Dujardin-Beaumetz stated that a vegetarian diet may help patients with certain gastric diseases. However, Dujardin-Beaumetz was not a vegetarian and he defended the consumption of meat as part of an omnivorous diet. Despite this, Dujardin-Beaumetz was regularly cited by vegetarians to lend scientific credibility to their arguments.

== Published works ==
Several of his works (lessons on clinical therapy) have been translated into English, such as:
- "Clinical therapeutics; lectures in practical medicine delivered in the Hospital St. Antoine, Paris, France" (1885); Translation of Traitement des maladies du système nerveux, traitement des fièvres et des maladies générales, volume 3 of the author's Leçons clinique thérapeutique (translated by E.P. Hurd).

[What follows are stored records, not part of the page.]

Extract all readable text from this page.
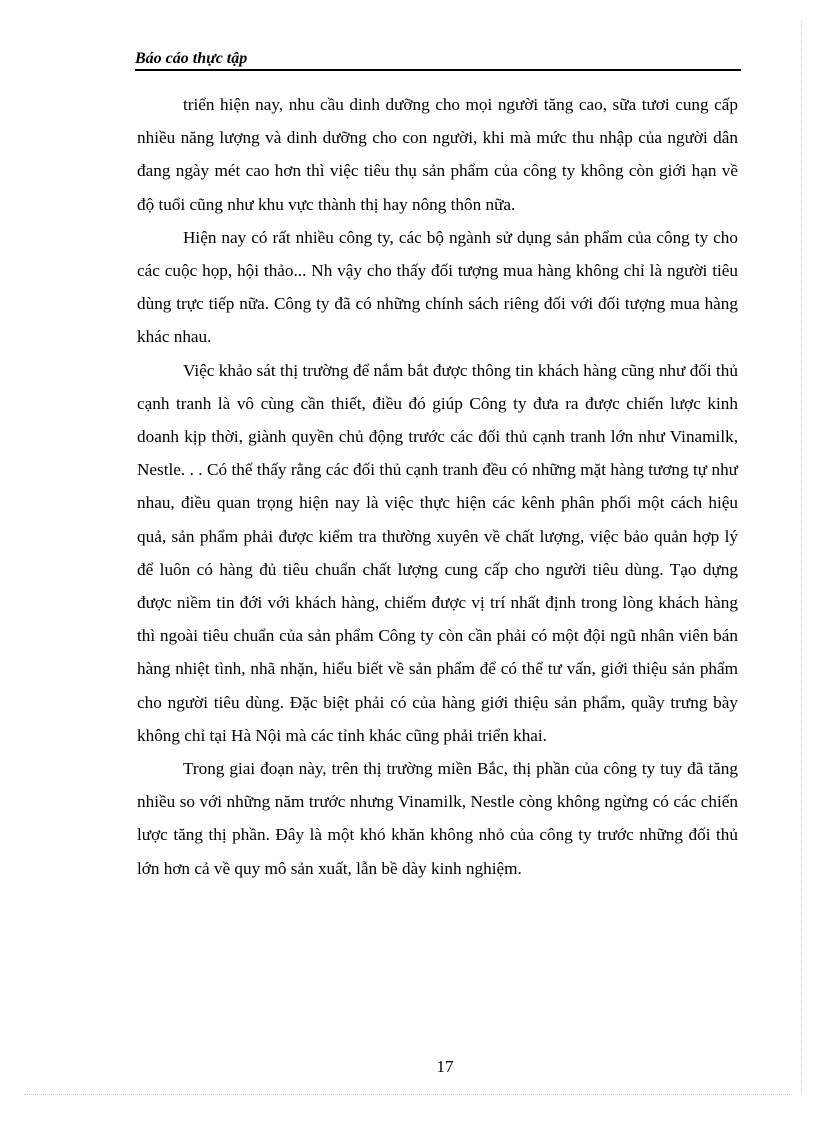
Báo cáo thực tập

triển hiện nay, nhu cầu dinh dưỡng cho mọi người tăng cao, sữa tươi cung cấp nhiều năng lượng và dinh dưỡng cho con người, khi mà mức thu nhập của người dân đang ngày mét cao hơn thì việc tiêu thụ sản phẩm của công ty không còn giới hạn về độ tuổi cũng như khu vực thành thị hay nông thôn nữa.

Hiện nay có rất nhiều công ty, các bộ ngành sử dụng sản phẩm của công ty cho các cuộc họp, hội thảo... Nh vậy cho thấy đối tượng mua hàng không chỉ là người tiêu dùng trực tiếp nữa. Công ty đã có những chính sách riêng đối với đối tượng mua hàng khác nhau.

Việc khảo sát thị trường để nắm bắt được thông tin khách hàng cũng như đối thủ cạnh tranh là vô cùng cần thiết, điều đó giúp Công ty đưa ra được chiến lược kinh doanh kịp thời, giành quyền chủ động trước các đối thủ cạnh tranh lớn như Vinamilk, Nestle. . . Có thể thấy rằng các đối thủ cạnh tranh đều có những mặt hàng tương tự như nhau, điều quan trọng hiện nay là việc thực hiện các kênh phân phối một cách hiệu quả, sản phẩm phải được kiểm tra thường xuyên về chất lượng, việc bảo quản hợp lý để luôn có hàng đủ tiêu chuẩn chất lượng cung cấp cho người tiêu dùng. Tạo dựng được niềm tin đới với khách hàng, chiếm được vị trí nhất định trong lòng khách hàng thì ngoài tiêu chuẩn của sản phẩm Công ty còn cần phải có một đội ngũ nhân viên bán hàng nhiệt tình, nhã nhặn, hiểu biết về sản phẩm để có thể tư vấn, giới thiệu sản phẩm cho người tiêu dùng. Đặc biệt phải có của hàng giới thiệu sản phẩm, quầy trưng bày không chỉ tại Hà Nội mà các tỉnh khác cũng phải triển khai.

Trong giai đoạn này, trên thị trường miền Bắc, thị phần của công ty tuy đã tăng nhiều so với những năm trước nhưng Vinamilk, Nestle còng không ngừng có các chiến lược tăng thị phần. Đây là một khó khăn không nhỏ của công ty trước những đối thủ lớn hơn cả về quy mô sản xuất, lẫn bề dày kinh nghiệm.

17
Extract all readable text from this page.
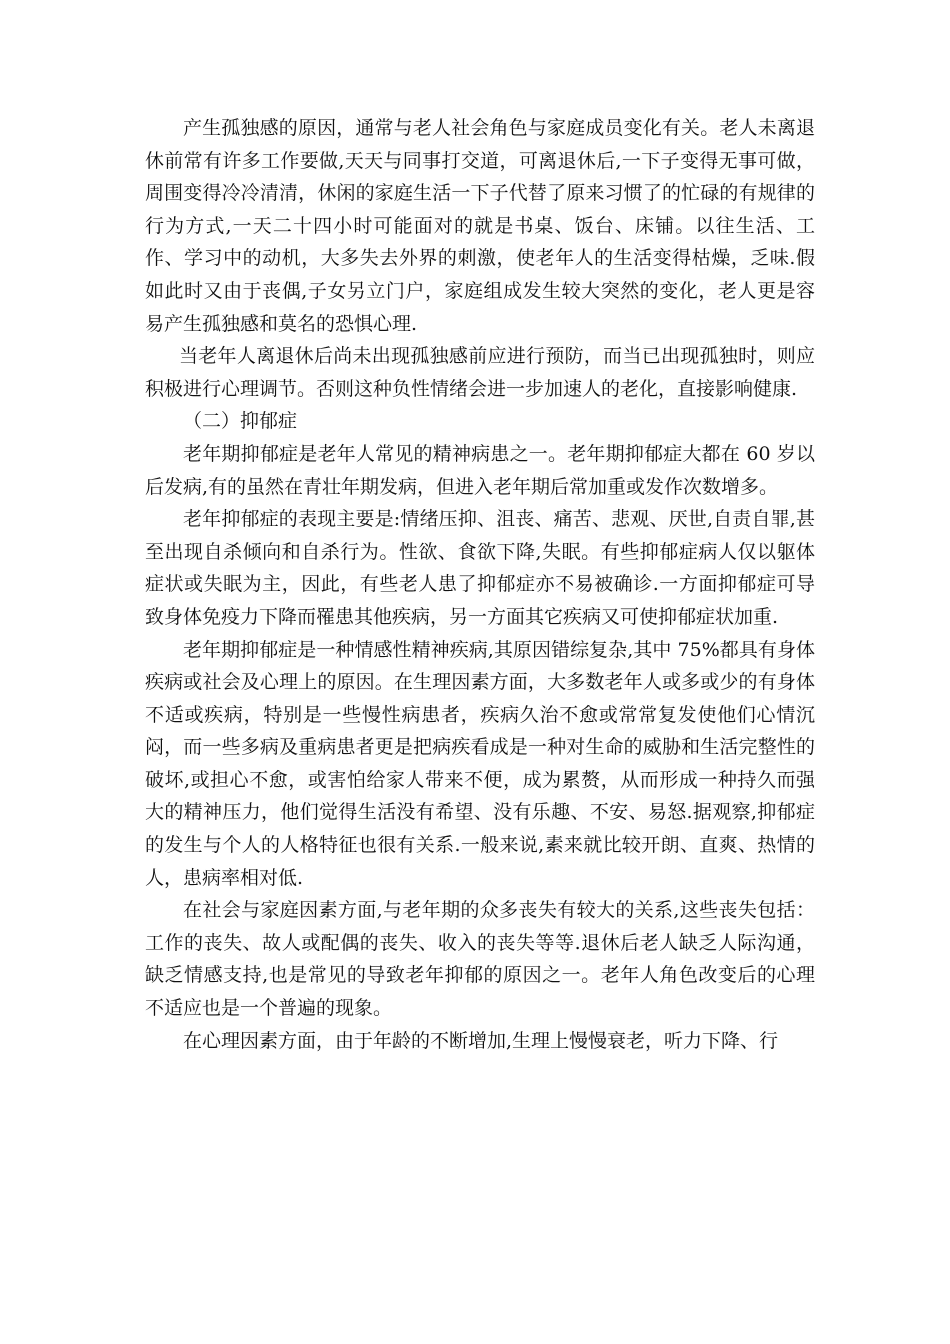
产生孤独感的原因，通常与老人社会角色与家庭成员变化有关。老人未离退休前常有许多工作要做,天天与同事打交道，可离退休后,一下子变得无事可做，周围变得冷冷清清，休闲的家庭生活一下子代替了原来习惯了的忙碌的有规律的行为方式,一天二十四小时可能面对的就是书桌、饭台、床铺。以往生活、工作、学习中的动机，大多失去外界的刺激，使老年人的生活变得枯燥，乏味.假如此时又由于丧偶,子女另立门户，家庭组成发生较大突然的变化，老人更是容易产生孤独感和莫名的恐惧心理.

当老年人离退休后尚未出现孤独感前应进行预防，而当已出现孤独时，则应积极进行心理调节。否则这种负性情绪会进一步加速人的老化，直接影响健康.

（二）抑郁症

老年期抑郁症是老年人常见的精神病患之一。老年期抑郁症大都在 60 岁以后发病,有的虽然在青壮年期发病，但进入老年期后常加重或发作次数增多。

老年抑郁症的表现主要是:情绪压抑、沮丧、痛苦、悲观、厌世,自责自罪,甚至出现自杀倾向和自杀行为。性欲、食欲下降,失眠。有些抑郁症病人仅以躯体症状或失眠为主，因此，有些老人患了抑郁症亦不易被确诊.一方面抑郁症可导致身体免疫力下降而罹患其他疾病，另一方面其它疾病又可使抑郁症状加重.

老年期抑郁症是一种情感性精神疾病,其原因错综复杂,其中 75%都具有身体疾病或社会及心理上的原因。在生理因素方面，大多数老年人或多或少的有身体不适或疾病，特别是一些慢性病患者，疾病久治不愈或常常复发使他们心情沉闷，而一些多病及重病患者更是把病疾看成是一种对生命的威胁和生活完整性的破坏,或担心不愈，或害怕给家人带来不便，成为累赘，从而形成一种持久而强大的精神压力，他们觉得生活没有希望、没有乐趣、不安、易怒.据观察,抑郁症的发生与个人的人格特征也很有关系.一般来说,素来就比较开朗、直爽、热情的人，患病率相对低.

在社会与家庭因素方面,与老年期的众多丧失有较大的关系,这些丧失包括：工作的丧失、故人或配偶的丧失、收入的丧失等等.退休后老人缺乏人际沟通，缺乏情感支持,也是常见的导致老年抑郁的原因之一。老年人角色改变后的心理不适应也是一个普遍的现象。

在心理因素方面，由于年龄的不断增加,生理上慢慢衰老，听力下降、行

- "Diseases of the stomach and intestines; a manual of clinical therapeutics for the student and practitioner" (1886); Translation of a portion of volume 1, Traitement des maladies du coeur et de l'aorte, de l'estomac et de l'intestin of Leçons de clinique thérapeutique (translated from the 4th French edition by E.P. Hurd).
- "The modern treatment of diseases of the heart : a manual of clinical therapeutics" (1887); Translation of Leçons de clinique thérapeutique, volume 1 (translated from the fourth French edition by E.P. Hurd).
- "The modern treatment of diseases of the liver" (1888); translated from the 5th French edition by E.P. Hurd.
- "The modern treatment of diseases of the kidney" (1888); translated from the 5th French edition by E.P. Hurd.
- Published works by Dujardin-Beaumetz with French titles
- De la myélite aiguë, 1872.
- Leçons de clinique thérapeutique, 1878.
- Les nouvelles médications, 1886.
- L'hygiène alimentaire, 1887.
- Formulaire pratique de thérapeutique et de pharmacologie (with P. Yvon, second edition 1888).
- L'hygiène thérapeutique; gymnastique, massage, hydrothérapie, aérothérapie, climatothérapie, 1888.
- L'hygiène prophylactique; microbes, ptomaines, désinfection, isolement, vaccinations et législation, 1889.
- Dictionnaire de thérapeutique, de matière médicale, de pharmacologie, de toxicologie et des eaux minérales, (main author. 4 volumes, 1883-1889).